# Homework 6: CSCI 347: Data Mining
Name: **Sam Behrens**
Show your work. Include any code snippets you used to generate an answer, using comments in the code to clearly indicate which problem corresponds to which code.

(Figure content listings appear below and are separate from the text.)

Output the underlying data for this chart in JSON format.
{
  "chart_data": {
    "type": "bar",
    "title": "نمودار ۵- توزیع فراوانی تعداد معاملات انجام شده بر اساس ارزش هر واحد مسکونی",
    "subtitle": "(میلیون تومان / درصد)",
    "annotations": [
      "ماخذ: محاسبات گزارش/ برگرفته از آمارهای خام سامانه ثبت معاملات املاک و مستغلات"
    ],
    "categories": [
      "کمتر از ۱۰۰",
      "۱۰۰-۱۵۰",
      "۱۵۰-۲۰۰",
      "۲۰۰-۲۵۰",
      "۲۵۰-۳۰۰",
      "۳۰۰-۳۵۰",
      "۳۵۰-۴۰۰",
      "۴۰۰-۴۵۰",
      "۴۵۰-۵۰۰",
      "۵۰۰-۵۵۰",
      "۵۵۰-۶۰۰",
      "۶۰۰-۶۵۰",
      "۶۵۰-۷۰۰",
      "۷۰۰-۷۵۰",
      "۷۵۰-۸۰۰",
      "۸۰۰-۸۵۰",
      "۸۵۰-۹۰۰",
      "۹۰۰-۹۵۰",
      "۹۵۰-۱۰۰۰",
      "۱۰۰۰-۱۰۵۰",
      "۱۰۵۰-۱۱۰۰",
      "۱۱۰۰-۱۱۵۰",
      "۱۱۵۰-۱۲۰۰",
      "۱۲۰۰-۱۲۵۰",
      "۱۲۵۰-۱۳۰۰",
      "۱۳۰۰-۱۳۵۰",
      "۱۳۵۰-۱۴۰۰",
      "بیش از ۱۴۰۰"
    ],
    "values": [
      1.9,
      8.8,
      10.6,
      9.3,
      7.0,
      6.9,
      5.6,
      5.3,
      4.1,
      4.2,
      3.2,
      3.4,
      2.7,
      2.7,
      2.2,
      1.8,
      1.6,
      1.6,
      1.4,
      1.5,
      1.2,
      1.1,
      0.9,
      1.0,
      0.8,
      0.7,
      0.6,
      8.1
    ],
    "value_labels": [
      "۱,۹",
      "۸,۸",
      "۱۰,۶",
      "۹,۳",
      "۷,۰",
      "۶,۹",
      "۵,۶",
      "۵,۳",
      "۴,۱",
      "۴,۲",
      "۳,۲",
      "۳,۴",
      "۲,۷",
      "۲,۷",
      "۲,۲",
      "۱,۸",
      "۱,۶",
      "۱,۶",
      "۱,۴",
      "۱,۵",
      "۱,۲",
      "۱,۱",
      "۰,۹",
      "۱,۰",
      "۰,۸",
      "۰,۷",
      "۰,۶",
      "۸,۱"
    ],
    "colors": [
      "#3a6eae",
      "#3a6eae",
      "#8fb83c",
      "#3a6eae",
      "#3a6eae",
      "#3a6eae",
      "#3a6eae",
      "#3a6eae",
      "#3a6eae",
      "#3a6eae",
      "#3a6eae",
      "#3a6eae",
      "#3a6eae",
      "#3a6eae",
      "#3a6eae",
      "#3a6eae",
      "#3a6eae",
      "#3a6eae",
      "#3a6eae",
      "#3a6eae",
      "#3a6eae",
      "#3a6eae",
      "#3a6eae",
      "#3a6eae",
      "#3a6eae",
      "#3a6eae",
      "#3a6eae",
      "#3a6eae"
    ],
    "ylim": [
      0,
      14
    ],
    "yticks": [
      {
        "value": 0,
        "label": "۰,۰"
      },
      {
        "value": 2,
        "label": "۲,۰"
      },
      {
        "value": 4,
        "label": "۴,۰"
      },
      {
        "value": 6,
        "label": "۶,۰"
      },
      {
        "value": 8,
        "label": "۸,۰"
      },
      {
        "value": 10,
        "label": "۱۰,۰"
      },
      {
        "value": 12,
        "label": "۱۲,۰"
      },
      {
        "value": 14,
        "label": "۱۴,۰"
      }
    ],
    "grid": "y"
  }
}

1. [13 points] Suppose you are developing a clustering algorithm, and you have a data set with a ground-truth clustering available. Your ground-truth clustering contains 4 clusters $T_1,...,T_4$, but your clustering algorithm found only 3 clusters $C_1,...C_3$. The intersection $n_{ij}$ between each of the clusters $C_i$ found by your clustering algorithm and the groundtruth clusters $T_j$ is represented by the table below, where the entry in the $i$th row and $j$th column is $n_{ij}$:
| | T1 | T2 | T3 | T4 |
| --- | --- | --- | --- | --- |
| C1 | 5 | 45 | 35 | 5 |
| C2 | 85 | 4 | 5 | 10 |
| C3 | 10 | 1 | 10 | 55 |
A. [3 points ] Compute the precision of cluster C2.
```
1/104(85) = 85/104 = 0.817
= 0.817
```
B. [4 points ] Compute the precision of the entire clustering.
```
1/270(45 + 85 + 55) = 185/270 = 0.685
= 0.685
```
C. [3 points ] Compute the recall of cluster C1.
```
1/50(45) = 45/50 = 0.9
= 0.9
```
D. [3 points] Compute the F-score of Cluster 2.
```
recall(C2) = 0.85
precision(C2) = 0.817
2 * (0.85 * 0.817) / (0.85 + 0.817) = 1.389 / 1.667 = 0.833
= 0.833
```
2. [7 points] Consider the following data that shows transactions of items purchased in a supermarket:
| Transaction ID | Items |
|:--------------:|:-----------------------------------------------------------------------------:|
| 1 | Toilet paper (9), beans (2), rice (8), milk (5), baby wipes (1) , diapers (4) |
| 2 | Oat milk (6), beans (2), toilet paper (9), orange juice (7) |
| 3 | Oat milk (6), milk (5), orange juice (7), toilet paper (9) |
| 4 | Beans (2), toilet paper (9), baby wipes (1), diapers (4) |
| 5 | Toilet paper (9), butter (3), baby wipes (1), diapers (4) |
| 6 | Milk (5), toilet paper (9), orange juice (7) |
| 7 | Milk (5), rice (8), toilet paper (9) |
| 8 | Beans (2), milk (5), rice (8), toilet paper (9) |
| 9 | Milk (5), butter (3) , diapers (4) |
| 10 | Beans (2), rice (8), toilet paper (9), baby wipes (1) |
A. [2 points ] What is the support of the itemset {milk, toilet paper}?
support of {milk, toilet paper} = **5**
B. [3 points ] If we use a minimum support threshold of 4, what are the itemsets of size 2 that are frequent?
| Itemset | Support |
| -------- | ------- |
| 1 | 4 |
| 2 | 5 |
| 3 | 2 |
| 4 | 4 |
| 5 | 6 |
| 6 | 2 |
| 7 | 3 |
| 8 | 4 |
| 9 | 9 |
| 1, 2 | 3 |
| 1, 4 | 3 |
| 1, 5 | 1 |
| 1, 8 | 2 |
| **1, 9** | **4** |
| 2, 4 | 2 |
| 2, 5 | 2 |
| 2, 8 | 3 |
| **2, 9** | **5** |
| 4, 5 | 2 |
| 4, 8 | 1 |
| 4, 9 | 3 |
| 5, 8 | 3 |
| **5, 9** | **5** |
| **8, 9** | **4** |
```
1, 9 (baby wipes and toilet paper)
2, 9 (beans and toilet paper)
5, 9 (milk and toilet paper)
8, 9 (rice and toilet paper)
```
C. [2 points]
a. [1 point] What is the confidence of the rule {rice} -> {beans}?
```
{8} -> {2}
{2, 8} = 3
{8} = 4
3/4 = 0.75
= 0.75
```
b. [1 point] What is the confidence of the rule {beans} -> {rice}?
```
{2} -> {8}
{2, 8} = 3
{2} = 5
3/5 = 0.6
= 0.6
```
3. [EXTRA CREDIT: 6 points] Write a function in Python that computes the F-score of a clustering output, with 2 input parameters: an array containing the labels of each data point in the ground-truth clustering, and an array containing the labels of each data point in the ground-truth clustering. You may use the contingency_matrix function in scikitlearn.